The aim of this review is to present the state-of-the art in the forensic application of genetic methods driven by the research in population genomics and transcriptomics, in the context of some of the major FID problems: the lack of reference samples and non-homogeneity of the biological material.

Genome diversity of human population in FID

The majority of genetic methods used in FID rely on the comparison of a material under investigation with reference samples (from suspected individuals, forensic archives, family members, etc.); sometimes, the information stored in a variety of specialized genetic databases can be used. However, the reference data are often unavailable to an investigator. In such cases, an alternative tactic may be applied: to assign an unidentified biological sample to a specific human population by comparing it with population-specific data. While indirect, it allows narrowing the focus of the investigation. Consequently, ascertaining population/ethnic affiliation of human samples based on DNA profiling has recently become an important goal in many forensic fields: e.g., crime perpetrator detection, identification of mass disasters or terrorist attack victims (Zietkiewicz et al. 2012; Chakraborty et al. 1999; Budowle et al. 2005; Phillips et al. 2009; Mamedov et al. 2010; Bamshad et al. 2003). The basic shortcoming of population-differentiating genomic markers is related to the low diversity of human species: the majority of genetic variance is shared by all human groups, reflecting the relatively young evolutionary age of our species and/or the recent gene flow (admixture) among extant populations (e.g., Shriver 1997; Zietkiewicz and Labuda 2001; Tishkoff and Williams 2002). In consequence, what actually differentiate human populations are different allele frequencies rather than the presence or absence of marker alleles. Markers with significant frequency differences between human populations are often referred as ancestry informative markers (AIMs) (Frudakis et al. 2003; Shriver and Kittles 2004; Nassir et al. 2009). Relatively few AIMs are needed for differentiating populations that have diverged a long time ago (e.g., continental groups). However, in case of closely related populations, which share very recent evolutionary history, the sufficient discrimination power can be achieved only by analyzing a very large number of markers distributed over the whole genome (Lao et al. 2006). These analyses usually rely on microarray-based technology (e.g., Novembre et al. 2008; Barbosa et al. 2017).

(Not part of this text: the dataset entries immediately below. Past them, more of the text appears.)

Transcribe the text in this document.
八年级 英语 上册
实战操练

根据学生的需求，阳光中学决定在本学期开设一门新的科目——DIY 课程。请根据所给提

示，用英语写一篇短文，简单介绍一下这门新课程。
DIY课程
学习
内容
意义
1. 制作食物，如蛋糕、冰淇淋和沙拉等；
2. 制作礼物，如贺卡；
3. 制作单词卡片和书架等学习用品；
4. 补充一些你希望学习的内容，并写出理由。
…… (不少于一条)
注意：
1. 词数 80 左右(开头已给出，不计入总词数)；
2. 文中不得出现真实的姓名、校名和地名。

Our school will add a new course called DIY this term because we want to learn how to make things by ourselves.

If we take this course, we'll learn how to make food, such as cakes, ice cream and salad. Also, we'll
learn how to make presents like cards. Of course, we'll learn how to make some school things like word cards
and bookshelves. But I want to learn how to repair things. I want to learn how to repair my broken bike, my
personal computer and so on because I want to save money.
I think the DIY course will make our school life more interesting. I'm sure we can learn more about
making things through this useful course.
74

The majority of population-differentiating markers are selectively neutral, and they mostly reflect the demographic history that shaped the present-day population diversity. AIMs used to infer the ethnic origin of individuals are usually selected from a variety of genomic SNPs, SNP-based haplotypes or CNVs (copy number variants); they may be diploid or haploid (mtDNA, Y-chromosome). Of note, fast-mutating microsatellites (simple tandem repeats (STRs)), which are the most informative markers for the identification of individuals compared with the reference samples, are rarely used as AIMs. This is due to the fact that distinguishing alleles identical by descent (IBD) from those identical by state (IBS) is a challenging task, and conclusions on the population affiliation or the ancestry of the sample are not straightforward.

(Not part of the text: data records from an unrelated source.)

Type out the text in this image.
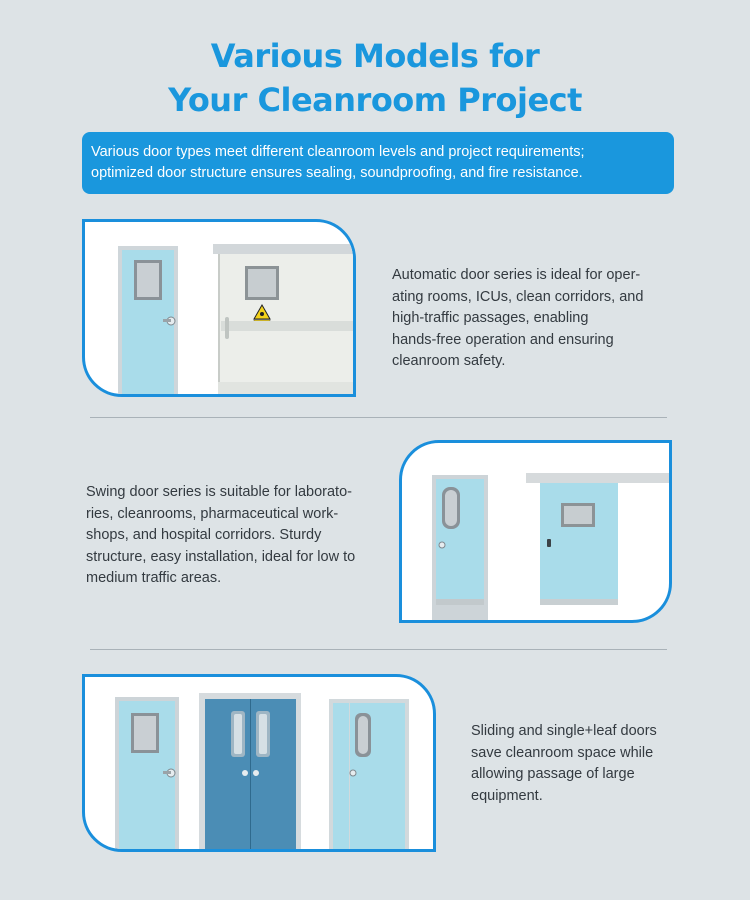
Various Models for
Your Cleanroom Project
Various door types meet different cleanroom levels and project requirements;
optimized door structure ensures sealing, soundproofing, and fire resistance.
Automatic door series is ideal for oper-
ating rooms, ICUs, clean corridors, and
high-traffic passages, enabling
hands-free operation and ensuring
cleanroom safety.
Swing door series is suitable for laborato-
ries, cleanrooms, pharmaceutical work-
shops, and hospital corridors. Sturdy
structure, easy installation, ideal for low to
medium traffic areas.
Sliding and single+leaf doors
save cleanroom space while
allowing passage of large
equipment.
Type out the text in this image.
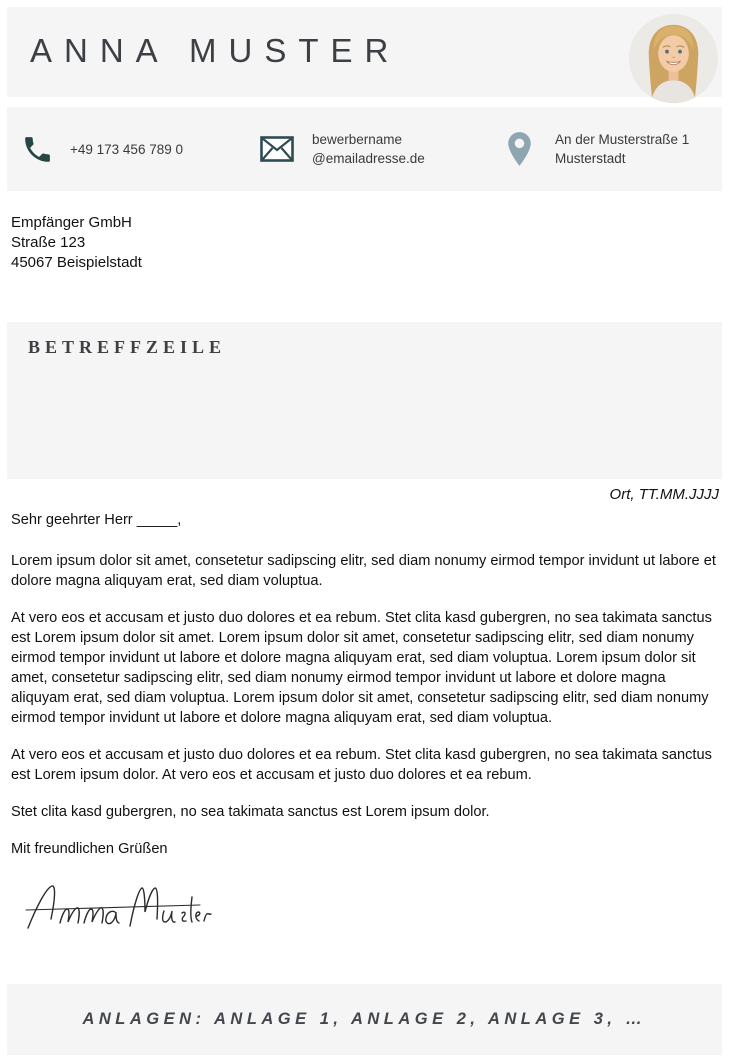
ANNA MUSTER
+49 173 456 789 0
bewerbername
@emailadresse.de
An der Musterstraße 1
Musterstadt
Empfänger GmbH
Straße 123
45067 Beispielstadt
BETREFFZEILE
Ort, TT.MM.JJJJ
Sehr geehrter Herr _____,

Lorem ipsum dolor sit amet, consetetur sadipscing elitr, sed diam nonumy eirmod tempor invidunt ut labore et dolore magna aliquyam erat, sed diam voluptua.

At vero eos et accusam et justo duo dolores et ea rebum. Stet clita kasd gubergren, no sea takimata sanctus est Lorem ipsum dolor sit amet. Lorem ipsum dolor sit amet, consetetur sadipscing elitr, sed diam nonumy eirmod tempor invidunt ut labore et dolore magna aliquyam erat, sed diam voluptua. Lorem ipsum dolor sit amet, consetetur sadipscing elitr, sed diam nonumy eirmod tempor invidunt ut labore et dolore magna aliquyam erat, sed diam voluptua. Lorem ipsum dolor sit amet, consetetur sadipscing elitr, sed diam nonumy eirmod tempor invidunt ut labore et dolore magna aliquyam erat, sed diam voluptua.

At vero eos et accusam et justo duo dolores et ea rebum. Stet clita kasd gubergren, no sea takimata sanctus est Lorem ipsum dolor. At vero eos et accusam et justo duo dolores et ea rebum.

Stet clita kasd gubergren, no sea takimata sanctus est Lorem ipsum dolor.

Mit freundlichen Grüßen
ANLAGEN: ANLAGE 1, ANLAGE 2, ANLAGE 3, …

Many effective population-specific tests have been designed based on markers linked with the genes subjected to selection, e.g., involved in the metabolism of xenobiotics, immune response, fertility, or pigmentation (e.g., Phillips et al. 2007; Rogalla et al. 2015). While these markers can be successfully used to differentiate populations, it has to be remembered that some of the allele frequency similarities, rather than reflecting common ancestry, could be a result of polyphyletic mechanisms that depend on the environment and act in multiple populations independently.

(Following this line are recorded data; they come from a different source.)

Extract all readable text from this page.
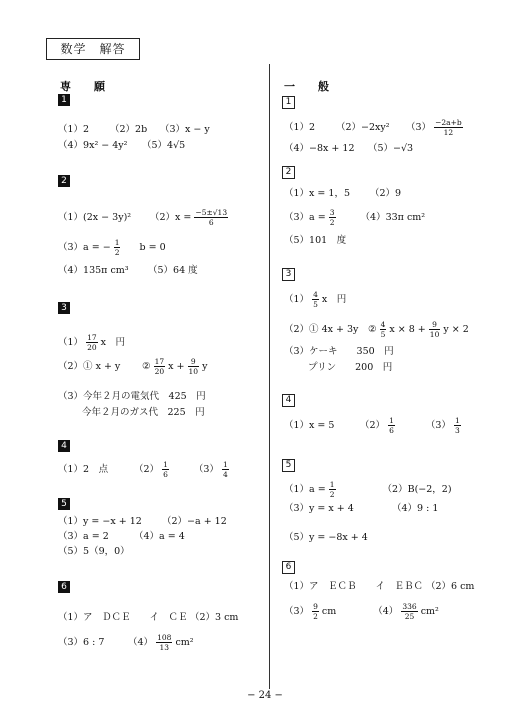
数学　解答
専　願
1
（1）2 （2）2b （3）x − y
（4）9x² − 4y² （5）4√5
2
（1）(2x − 3y)² $(2)x = \frac{-5\pm√13}{6}$
（3）a = − $\frac{1}{2}$ b = 0
（4）135π cm³ （5）64 度
3
$(1) \frac{17}{20}$ x　円
（2）① x + y ② $\frac{17}{20}$ $x + \frac{9}{10}$ y
（3）今年２月の電気代　425　円
今年２月のガス代　225　円
4
（1）2　点	$(2) \frac{1}{6}$	$(3) \frac{1}{4}$
5
（1）y = −x + 12 （2）−a + 12
（3）a = 2	（4）a = 4
（5）5（9，0）
6
（1）ア　ＤＣＥ　　イ　ＣＥ （2）3 cm
（3）6 : 7 $(4) \frac{108}{13} cm^2$
一　般
1
（1）2 （2）−2xy² $(3) \frac{-2a+b}{12}$
（4）−8x + 12 （5）−√3
2
（1）x = 1，5 （2）9
$(3)a = \frac{3}{2}$	（4）33π cm²
（5）101　度
3
$(1) \frac{4}{5}$ x　円
（2）① 4x + 3y ② $\frac{4}{5}$ $x \times 8 + \frac{9}{10}$ y × 2
（3）ケーキ　　350　円
プリン　　200　円
4
（1）x = 5	$(2) \frac{1}{6}$	$(3) \frac{1}{3}$
5
$(1)a = \frac{1}{2}$	（2）B(−2，2)
（3）y = x + 4	（4）9 : 1
（5）y = −8x + 4
6
（1）ア　ＥＣＢ　　イ　ＥＢＣ （2）6 cm
$(3) \frac{9}{2}$ cm	$(4) \frac{336}{25} cm^2$
− 24 −
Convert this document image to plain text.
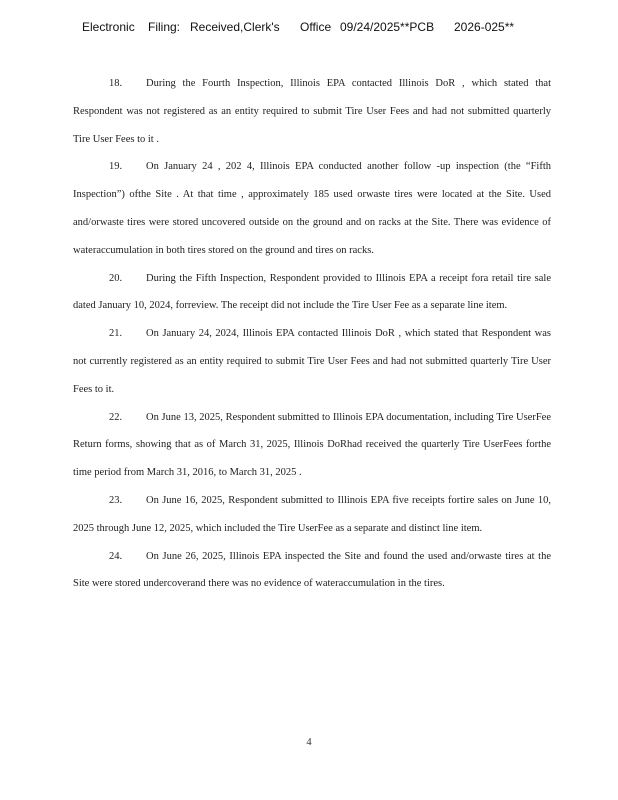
Electronic Filing: Received,Clerk's Office 09/24/2025**PCB 2026-025**

18. During the Fourth Inspection, Illinois EPA contacted Illinois DoR , which stated that Respondent was not registered as an entity required to submit Tire User Fees and had not submitted quarterly Tire User Fees to it .

19. On January 24 , 202 4, Illinois EPA conducted another follow -up inspection (the “Fifth Inspection”) ofthe Site . At that time , approximately 185 used orwaste tires were located at the Site. Used and/orwaste tires were stored uncovered outside on the ground and on racks at the Site. There was evidence of wateraccumulation in both tires stored on the ground and tires on racks.

20. During the Fifth Inspection, Respondent provided to Illinois EPA a receipt fora retail tire sale dated January 10, 2024, forreview. The receipt did not include the Tire User Fee as a separate line item.

21. On January 24, 2024, Illinois EPA contacted Illinois DoR , which stated that Respondent was not currently registered as an entity required to submit Tire User Fees and had not submitted quarterly Tire User Fees to it.

22. On June 13, 2025, Respondent submitted to Illinois EPA documentation, including Tire UserFee Return forms, showing that as of March 31, 2025, Illinois DoRhad received the quarterly Tire UserFees forthe time period from March 31, 2016, to March 31, 2025 .

23. On June 16, 2025, Respondent submitted to Illinois EPA five receipts fortire sales on June 10, 2025 through June 12, 2025, which included the Tire UserFee as a separate and distinct line item.

24. On June 26, 2025, Illinois EPA inspected the Site and found the used and/orwaste tires at the Site were stored undercoverand there was no evidence of wateraccumulation in the tires.

4
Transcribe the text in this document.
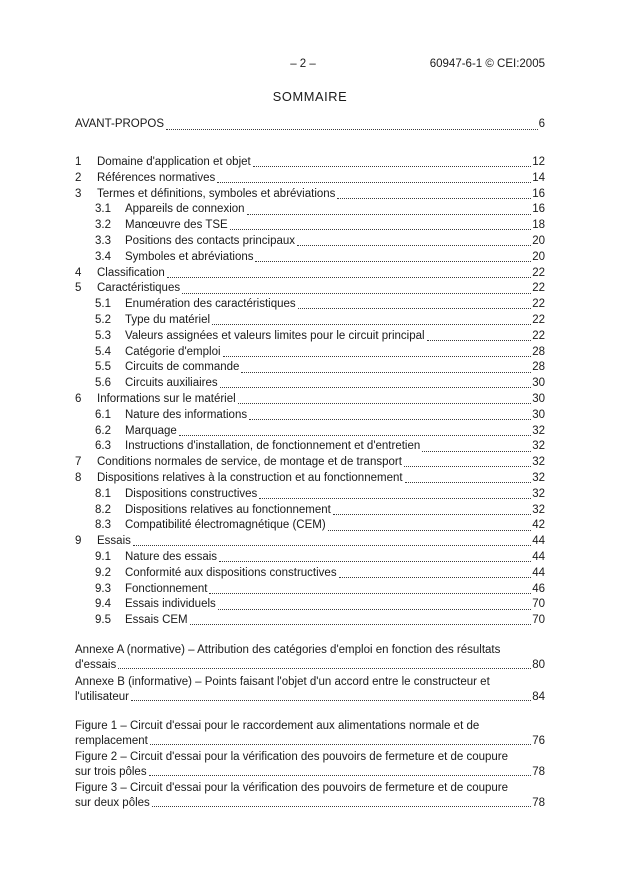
– 2 –	60947-6-1 © CEI:2005
SOMMAIRE
AVANT-PROPOS	6
1	Domaine d'application et objet	12
2	Références normatives	14
3	Termes et définitions, symboles et abréviations	16
3.1	Appareils de connexion	16
3.2	Manœuvre des TSE	18
3.3	Positions des contacts principaux	20
3.4	Symboles et abréviations	20
4	Classification	22
5	Caractéristiques	22
5.1	Enumération des caractéristiques	22
5.2	Type du matériel	22
5.3	Valeurs assignées et valeurs limites pour le circuit principal	22
5.4	Catégorie d'emploi	28
5.5	Circuits de commande	28
5.6	Circuits auxiliaires	30
6	Informations sur le matériel	30
6.1	Nature des informations	30
6.2	Marquage	32
6.3	Instructions d'installation, de fonctionnement et d'entretien	32
7	Conditions normales de service, de montage et de transport	32
8	Dispositions relatives à la construction et au fonctionnement	32
8.1	Dispositions constructives	32
8.2	Dispositions relatives au fonctionnement	32
8.3	Compatibilité électromagnétique (CEM)	42
9	Essais	44
9.1	Nature des essais	44
9.2	Conformité aux dispositions constructives	44
9.3	Fonctionnement	46
9.4	Essais individuels	70
9.5	Essais CEM	70
Annexe A (normative) – Attribution des catégories d'emploi en fonction des résultats
d'essais	80
Annexe B (informative) – Points faisant l'objet d'un accord entre le constructeur et
l'utilisateur	84
Figure 1 – Circuit d'essai pour le raccordement aux alimentations normale et de
remplacement	76
Figure 2 – Circuit d'essai pour la vérification des pouvoirs de fermeture et de coupure
sur trois pôles	78
Figure 3 – Circuit d'essai pour la vérification des pouvoirs de fermeture et de coupure
sur deux pôles	78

The aforementioned constraints seriously limit the efficiency of DNA-based markers in applications, which require population-based discrimination of the biological material. Recently, intense efforts have been directed to search for non-DNA markers that would exhibit population specificity.

Transcriptome variation among populations

The application of expression microarrays (from Affimetrix or Illumina) targeting thousands of gene transcripts has allowed exploration of the transcriptional variation in humans at the unprecedented scale. First, the levels of gene expression have been shown to differ not only among cells/tissue types, but also among individuals (Cheung et al. 2003; Monks et al. 2004; Morley et al. 2004; Stranger and Dermitzakis 2005). Soon, numerous studies have demonstrated that, while the bulk of variation in the expression level is observed between individuals, significant differences across continental populations also exist (Spielman et al. 2007; Stranger et al. 2007; Storey et al. 2007; Price et al. 2008; Zhang et al. 2008; Ye et al. 2014; Armengol et al. 2009; Fan et al. 2009; Lappalainen et al. 2013; Yin et al. 2014; Mele et al. 2015; Dimas et al. 2009; Li et al. 2014a).

LCL-based studies

The majority of data supporting the notion of the inter-population differences in gene expression are based on the model of lymphoblastoid cell lines (LCLs) (EBV-immortalized human B-lymphocytes). The majority of LCLs, commercially available from Coriell depository and previously used in the International HapMap Project, represent ethnically homogeneous continental populations: CEU—Utah individuals of European ancestry, CHB—Han Chinese, JPT—Japanese, YRI—Nigerians,, and AA—admixed African Americans. In spite of the common source of the cell lines used in human transcriptome diversity studies, the direct comparison of the results is difficult for several reasons. First, not all the studies compared the same populations; most often, only limited pairwise comparisons were performed (CEU-CHB; CEU-YRI; YRI-CHB, etc.), and the numbers of individuals representing the populations differed. Second, different methodologies have been applied to determine the expression level (various microarray platforms from Affymetrix and Illumina, or next-generation sequencing (NGS)). Third, estimating and reporting the significance of the results was not uniform (e.g., different statistical models were used; the fold-difference was not always reported; not all the studies provided the names of best-differentiating genes; etc.).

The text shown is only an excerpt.